Use the fact that $\displaystyle \phi(n)=n\prod_{p\mid n}(1-p^{-1})$. What can you say about $\displaystyle \phi(n)/\phi(d)$ using this?
• Nov 29th 2009, 09:58 PM
chiph588@
Suppose $\displaystyle d = p_1^{\alpha_1}p_2^{\alpha_2}\cdot\cdot\cdot p_k^{\alpha_k}$ and $\displaystyle n = p_1^{\beta_1}p_2^{\beta_2}\cdot\cdot\cdot p_k^{\beta_k}p_{k+1}^{\beta_{k+1}} \cdot\cdot\cdot p_r^{\beta_r}$ where $\displaystyle p_1$ through $\displaystyle p_k$ are the same for both $\displaystyle d$ and $\displaystyle n$.

Note $\displaystyle \beta_i \geq \alpha_i$.

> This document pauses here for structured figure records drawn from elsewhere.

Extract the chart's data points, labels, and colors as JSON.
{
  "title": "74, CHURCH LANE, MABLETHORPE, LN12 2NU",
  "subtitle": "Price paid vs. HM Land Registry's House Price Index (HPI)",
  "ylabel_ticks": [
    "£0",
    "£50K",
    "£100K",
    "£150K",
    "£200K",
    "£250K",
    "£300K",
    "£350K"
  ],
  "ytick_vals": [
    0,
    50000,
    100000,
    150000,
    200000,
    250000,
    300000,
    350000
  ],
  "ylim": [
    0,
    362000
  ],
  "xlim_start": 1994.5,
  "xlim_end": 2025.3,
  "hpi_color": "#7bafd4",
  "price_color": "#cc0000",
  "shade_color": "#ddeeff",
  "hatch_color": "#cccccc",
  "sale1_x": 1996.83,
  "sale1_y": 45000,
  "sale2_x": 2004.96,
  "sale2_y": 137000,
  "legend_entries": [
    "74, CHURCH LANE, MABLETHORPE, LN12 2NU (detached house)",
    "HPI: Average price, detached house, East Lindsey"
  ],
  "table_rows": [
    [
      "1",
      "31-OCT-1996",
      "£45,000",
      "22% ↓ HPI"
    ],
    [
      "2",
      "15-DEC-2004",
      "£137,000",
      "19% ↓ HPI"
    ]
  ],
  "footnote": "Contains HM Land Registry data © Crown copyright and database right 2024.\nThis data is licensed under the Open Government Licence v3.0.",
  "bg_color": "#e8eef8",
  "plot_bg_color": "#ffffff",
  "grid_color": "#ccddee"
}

$\displaystyle \phi(n) = \phi(p_1^{\beta_1}p_2^{\beta_2}\cdot\cdot\cdot p_k^{\beta_k})\phi(p_{k+1}^{\beta_{k+1}} \cdot\cdot\cdot p_r^{\beta_r}) = C \cdot p_1^{\beta_1-1}p_2^{\beta_2-1}\cdot\cdot\cdot p_k^{\beta_k-1}(p_1-1)(p_2-1)\cdot\cdot\cdot(p_k-1)$

$\displaystyle \phi(d) = \phi(p_1^{\alpha_1}p_2^{\alpha_2}\cdot\cdot\cdot p_k^{\alpha_k}) = p_1^{\alpha_1-1}p_2^{\alpha_2-1}\cdot\cdot\cdot p_k^{\alpha_k-1}(p_1-1)(p_2-1)\cdot\cdot\cdot(p_k-1)$

Now just match up terms to see indeed $\displaystyle \phi(d) \mid \phi(n)$.